It decomposes a proper scoring rule (like the Brier score) into three components:

  1. Uncertainty
    • Measures the inherent difficulty of the prediction task (variance of the true outcomes).
    • High uncertainty = hard to predict (e.g., if events happen about 50% of the time).
  2. Resolution
    • Measures how well the forecast separates different outcome situations.
    • High resolution = model gives different probabilities for different situations (not always the same probability).
  3. Reliability (Calibration)
    • Measures how close predicted probabilities are to the true observed frequencies.
    • A perfectly calibrated model has high reliability.

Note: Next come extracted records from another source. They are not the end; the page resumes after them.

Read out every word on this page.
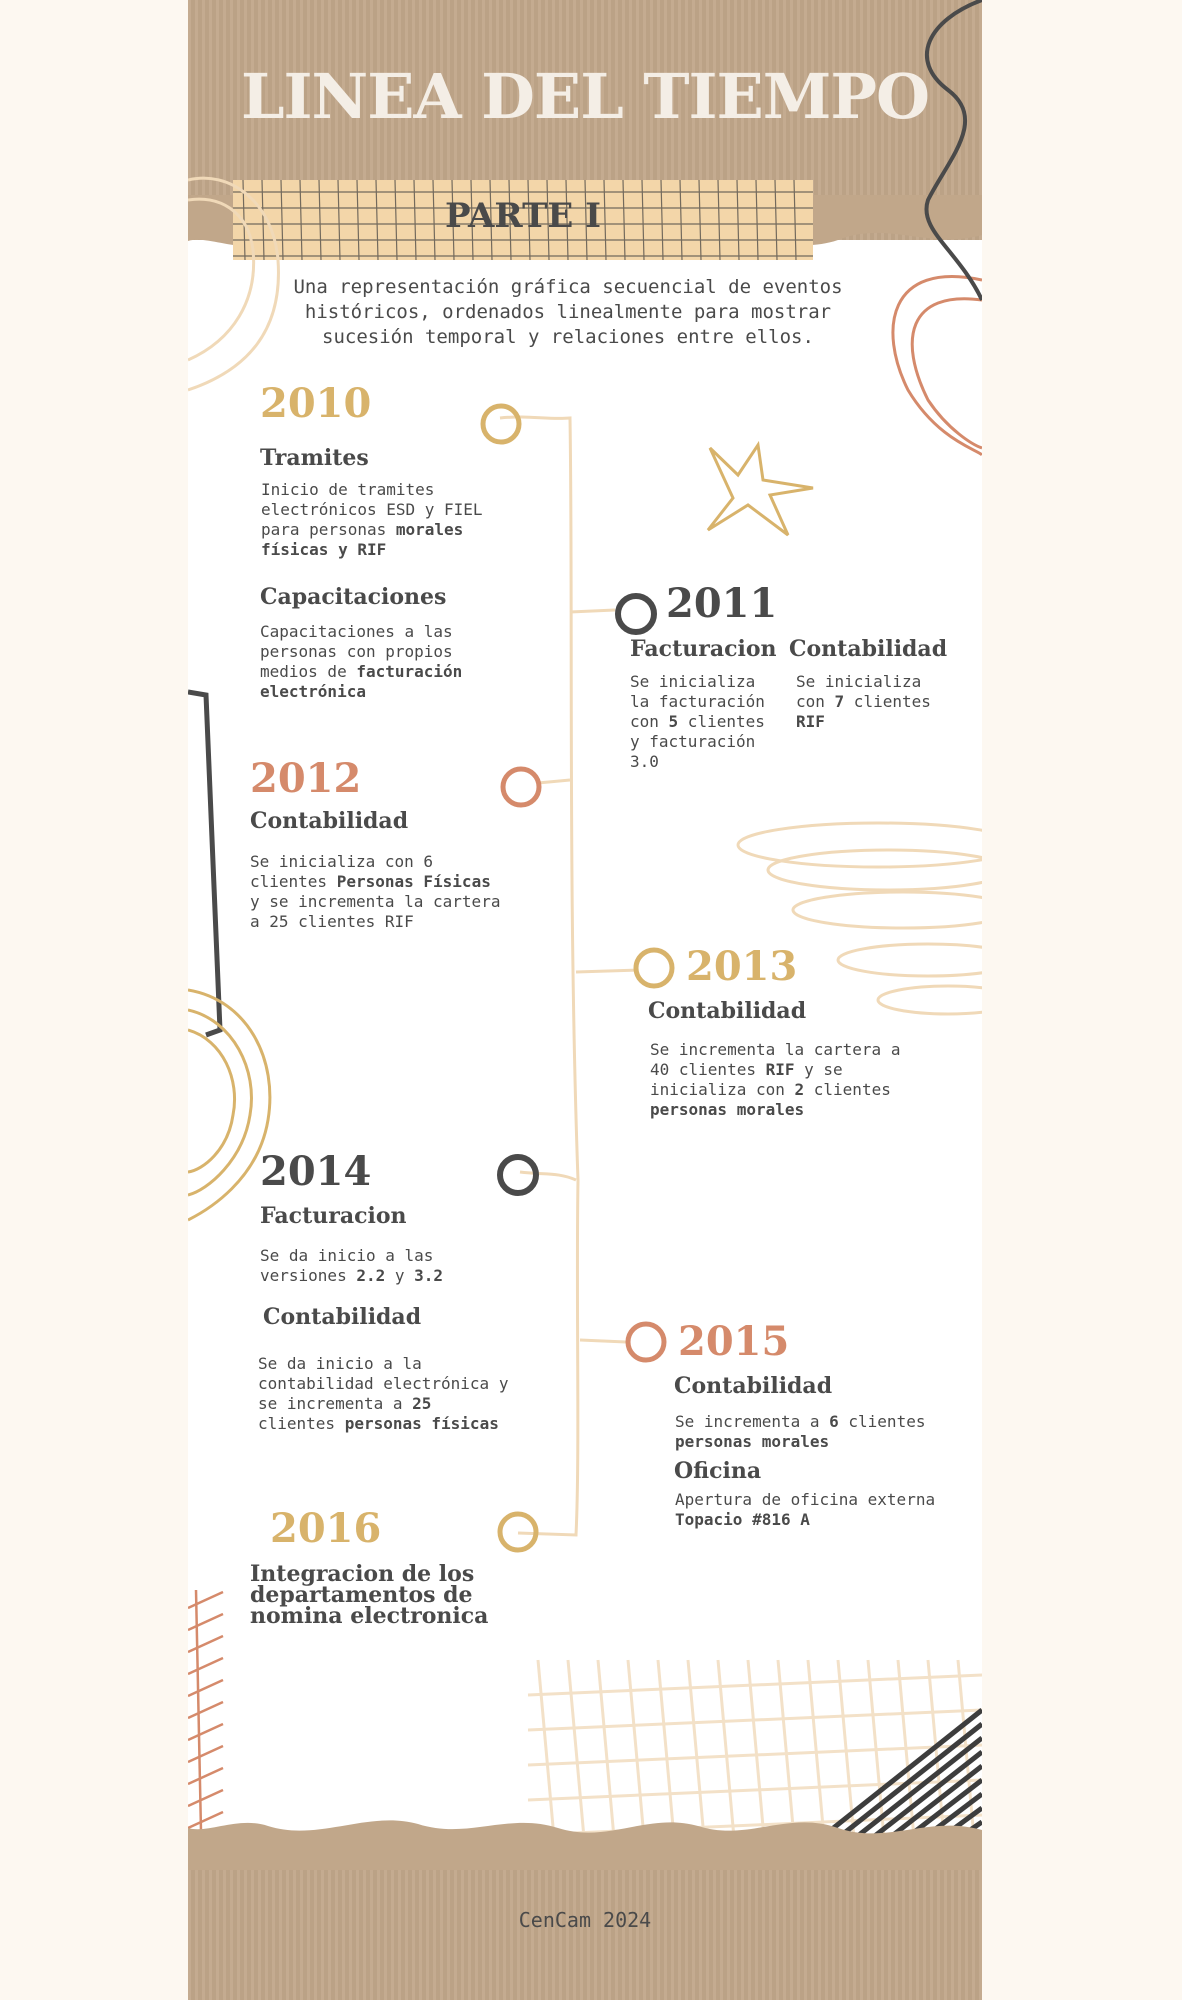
LINEA DEL TIEMPO
PARTE I
Una representación gráfica secuencial de eventos históricos, ordenados linealmente para mostrar sucesión temporal y relaciones entre ellos.
2010
Tramites
Inicio de tramites electrónicos ESD y FIEL para personas morales físicas y RIF
Capacitaciones
Capacitaciones a las personas con propios medios de facturación electrónica
2011
Facturacion
Se inicializa la facturación con 5 clientes y facturación 3.0
Contabilidad
Se inicializa con 7 clientes RIF
2012
Contabilidad
Se inicializa con 6 clientes Personas Físicas y se incrementa la cartera a 25 clientes RIF
2013
Contabilidad
Se incrementa la cartera a 40 clientes RIF y se inicializa con 2 clientes personas morales
2014
Facturacion
Se da inicio a las versiones 2.2 y 3.2
Contabilidad
Se da inicio a la contabilidad electrónica y se incrementa a 25 clientes personas físicas
2015
Contabilidad
Se incrementa a 6 clientes personas morales
Oficina
Apertura de oficina externa Topacio #816 A
2016
Integracion de los departamentos de nomina electronica
CenCam 2024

Formula (for the Brier Score)

The Brier Score (BS) can be decomposed as:

$BS = \text{Uncertainty} – \text{Resolution} + \text{Reliability}$

  • Uncertainty = variance of actual outcomes
  • Resolution = how much forecasts differ across subsets of data
  • Reliability = calibration error

Example in ML

Suppose you train a binary classifier:

  • Model predicts 0.7 probability of “rain” on 100 days → it should rain ~70 days (calibration).
  • If model predicts always 0.5 → resolution is low.
  • If actual rain frequency is 50%, uncertainty is high (hard task).

Murphy’s decomposition lets you understand whether poor performance comes from:

  • the task being uncertain,
  • the model not distinguishing cases (low resolution),
  • or the model being miscalibrated (low reliability).

So in short:
Murphy’s decomposition = a way to break down forecast error into calibration (reliability), sharpness (resolution), and task difficulty (uncertainty).